Charles Baudelaire

Carta ao Sr. Diretor da Revue française sobre o Salão de 1859 [20/06/1859]

Meu caro Morel, se houvesse tempo para diverti-lo, eu o conseguiria facilmente folheando o catálogo e fazendo um apanhado de todos os títulos ridículos e temas patéticos que têm a ambição de atrair nossos olhos. Esse é o espírito francês. Tentar surpreender através de estratégias estranhas à arte em questão é o grande instrumento de pessoas que não são naturalmente pintores.

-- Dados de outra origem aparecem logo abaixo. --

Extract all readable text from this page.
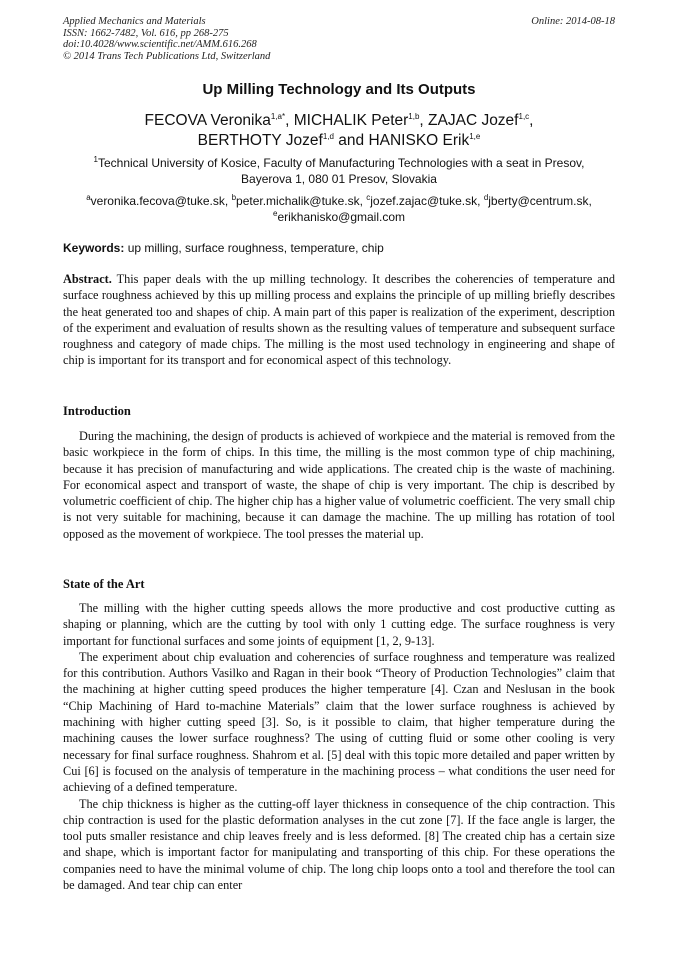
Applied Mechanics and Materials
ISSN: 1662-7482, Vol. 616, pp 268-275
doi:10.4028/www.scientific.net/AMM.616.268
© 2014 Trans Tech Publications Ltd, Switzerland
Online: 2014-08-18
Up Milling Technology and Its Outputs
FECOVA Veronika$^{1,a*}$, MICHALIK Peter$^{1,b}$, ZAJAC Jozef$^{1,c}$,
BERTHOTY Jozef$^{1,d}$ and HANISKO Erik$^{1,e}$
$^1$Technical University of Kosice, Faculty of Manufacturing Technologies with a seat in Presov,
Bayerova 1, 080 01 Presov, Slovakia
$^a$veronika.fecova@tuke.sk, $^b$peter.michalik@tuke.sk, $^c$jozef.zajac@tuke.sk, $^d$jberty@centrum.sk,
$^e$erikhanisko@gmail.com
Keywords: up milling, surface roughness, temperature, chip

Abstract. This paper deals with the up milling technology. It describes the coherencies of temperature and surface roughness achieved by this up milling process and explains the principle of up milling briefly describes the heat generated too and shapes of chip. A main part of this paper is realization of the experiment, description of the experiment and evaluation of results shown as the resulting values of temperature and subsequent surface roughness and category of made chips. The milling is the most used technology in engineering and shape of chip is important for its transport and for economical aspect of this technology.

Introduction

During the machining, the design of products is achieved of workpiece and the material is removed from the basic workpiece in the form of chips. In this time, the milling is the most common type of chip machining, because it has precision of manufacturing and wide applications. The created chip is the waste of machining. For economical aspect and transport of waste, the shape of chip is very important. The chip is described by volumetric coefficient of chip. The higher chip has a higher value of volumetric coefficient. The very small chip is not very suitable for machining, because it can damage the machine. The up milling has rotation of tool opposed as the movement of workpiece. The tool presses the material up.

State of the Art

The milling with the higher cutting speeds allows the more productive and cost productive cutting as shaping or planning, which are the cutting by tool with only 1 cutting edge. The surface roughness is very important for functional surfaces and some joints of equipment [1, 2, 9-13].

The experiment about chip evaluation and coherencies of surface roughness and temperature was realized for this contribution. Authors Vasilko and Ragan in their book “Theory of Production Technologies” claim that the machining at higher cutting speed produces the higher temperature [4]. Czan and Neslusan in the book “Chip Machining of Hard to-machine Materials” claim that the lower surface roughness is achieved by machining with higher cutting speed [3]. So, is it possible to claim, that higher temperature during the machining causes the lower surface roughness? The using of cutting fluid or some other cooling is very necessary for final surface roughness. Shahrom et al. [5] deal with this topic more detailed and paper written by Cui [6] is focused on the analysis of temperature in the machining process – what conditions the user need for achieving of a defined temperature.

The chip thickness is higher as the cutting-off layer thickness in consequence of the chip contraction. This chip contraction is used for the plastic deformation analyses in the cut zone [7]. If the face angle is larger, the tool puts smaller resistance and chip leaves freely and is less deformed. [8] The created chip has a certain size and shape, which is important factor for manipulating and transporting of this chip. For these operations the companies need to have the minimal volume of chip. The long chip loops onto a tool and therefore the tool can be damaged. And tear chip can enter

Por vezes, mas sempre na França, esse vício atinge até mesmo homens que não estão desprovidos de talento, mas que o desonram através de uma espécie de mistura adúltera. Eu poderia fazer desfilar sob seus olhos o título cômico à maneira dos vaudevillistas[1], o título apelativo ao qual falta apenas o ponto de exclamação, o título trocadilho, o título profundo e filosófico, o título enganador, ou título armadilha, do gênero Brutus, Largue César[2]! “Oh estirpe incrédula e pervertida! diz Nosso Senhor, até quando estarei entre vós? Até quando vos suportarei?”[3] Efetivamente, essa estirpe, artista e público, tem tanta fé na pintura que tenta incessantemente disfarçá-la e dar-lhe um invólucro como um remédio amargo dentro de uma cápsula de açúcar; e que açúcar, grande Deus! Eu lhe apontarei apenas dois títulos de telas que, aliás, não cheguei a ver: Amor e Gibelotte[4]! Como a curiosidade vira imediatamente apetite, não é mesmo? Eu tento combinar intimamente essas duas idéias, a idéia de amor e a idéia de um coelho esfolado e feito picadinho. Não me foi possível supor que a imaginação de um pintor tenha chegado ao ponto de combinar um aljava, asas e uma venda[5] sobre o cadáver de um animal doméstico; realmente, a alegoria seria demasiadamente obscura. Mais que isso, creio que o título foi composto segundo a receita de Misantropia e Arrependimento[6]. O título verdadeiro seria então: Pessoas apaixonadas comendo gibelotte. Agora, são eles jovens ou velhos, um operário e uma costureirinha ou mesmo um inválido e uma vagabunda sob um caramanchão empoeirado? Seria preciso ter visto o quadro. – Monárquico, Católico e Soldado! Este é do gênero nobre, do gênero paladino, um itinerário de Paris a Jerusalém (Chateaubriand, perdão![7] As coisas mais nobres podem se transformar em meios de caricatura, e as palavras políticas de um governante, em munição para aprendizes de arte). Esse quadro só pode ser a representação de alguém que faz três coisas ao mesmo tempo, batalha, comunga, e assiste ao petit lever[8] de Luis XIV. Será talvez um guerreiro tatuado com flores de lis[9] e imagens de devoção? Mas para que complicar?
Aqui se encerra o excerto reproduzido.